I am utterly exhausted right now.
I have large black bags under my eyes. There is literally twenty minutes to go
before my time runs out and I just validated my novel.
It’s not a novel of course; it is
a rough first draft. And very rough
at that. It has all kinds of crap in it: a table or two, bullet point lists,
some strike through parts. It is full of this symbol %%. In my writing
shorthand, that means a few different things: check this, research this, match
this up with a previous mention and fix the tense. (I switch from past to
present a lot. For some reason I plan in present tense and write in past - go
figure. I use strikethrough when I am not certain that deleting something is
right.) I can search and find all the %%s easily to fix things later without
stopping writing.
I also think there are a lot of
repeated things and a few errors in the story line. Things out of order. I can
drag scenes around in Scrivener very easily, but the more the month went on,
the less editing I did. I just didn’t have time.
Like most things in my life, I
left it to the last week to get really serious. Plus, I wrote other things. My
novel is 50,297 words but my total monthly world count is 78,389. Last month I
wrote 58,000 so it is an improvement. I also miscalculated. Where the table
says ‘days remaining’ (it shows 1 on the last day) I didn't realise that was an
inclusive count. So it said I needed to write 10k in 2 days (easy) but that
turned out to be 10k in one day (eek - what?), because I was looking at it
before midnight.
I left the sex and the romance to
this week, knowing that I would be on the home stretch and writing something
that I write without difficulty would make it easier. But I still got up at
6:30 every day and it is midnight now and I am still typing. I have worked in
15 minutes bursts. Setting a timer and stopping when it went off; even in the
middle of a sentence. And then I would go do something else for 15 minutes.
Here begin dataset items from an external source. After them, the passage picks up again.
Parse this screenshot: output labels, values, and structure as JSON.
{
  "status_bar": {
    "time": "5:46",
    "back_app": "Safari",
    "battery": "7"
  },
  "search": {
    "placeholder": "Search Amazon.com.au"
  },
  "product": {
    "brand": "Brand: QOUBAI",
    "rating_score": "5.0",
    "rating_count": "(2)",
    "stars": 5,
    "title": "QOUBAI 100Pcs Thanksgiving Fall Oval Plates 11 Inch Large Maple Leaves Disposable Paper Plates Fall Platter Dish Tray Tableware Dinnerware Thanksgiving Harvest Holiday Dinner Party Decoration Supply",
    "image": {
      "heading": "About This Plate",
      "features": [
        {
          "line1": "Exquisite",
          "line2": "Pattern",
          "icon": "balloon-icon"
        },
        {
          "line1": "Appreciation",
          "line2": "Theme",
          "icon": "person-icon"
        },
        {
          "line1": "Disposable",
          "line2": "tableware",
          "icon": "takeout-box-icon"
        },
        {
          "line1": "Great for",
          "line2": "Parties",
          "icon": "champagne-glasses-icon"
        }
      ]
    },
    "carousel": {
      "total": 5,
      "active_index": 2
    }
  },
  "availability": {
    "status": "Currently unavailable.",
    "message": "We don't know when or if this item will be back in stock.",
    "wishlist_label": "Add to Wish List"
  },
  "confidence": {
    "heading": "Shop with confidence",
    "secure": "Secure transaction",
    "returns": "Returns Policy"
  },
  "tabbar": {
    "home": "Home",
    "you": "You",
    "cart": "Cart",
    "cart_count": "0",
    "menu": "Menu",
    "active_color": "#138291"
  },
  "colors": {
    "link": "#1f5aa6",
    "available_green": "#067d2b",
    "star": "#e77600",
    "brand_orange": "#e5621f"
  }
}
Oddly, where I came back to a half sentence, I knew exactly what I was thinking
and could just write.
I nearly gave up. At day 17 I
decided that my story just didn’t have 50k in it. And then I went back and did
some serious plot planning. The stuff I should have done before I started, but I only decided to enter two days before it started. That
cleared a lot of things up and I saw that I needed more scenes in the first
third of the novel.
I also kept getting off track
doing medieval research that I could have done later. Do I really need to know
the right term for male medieval underwear?** NOW?
But it will need a lot of cleaning up before it can be called a novel; I would say it is 75% done. And for that, alone it's worth doing Nanowrimo.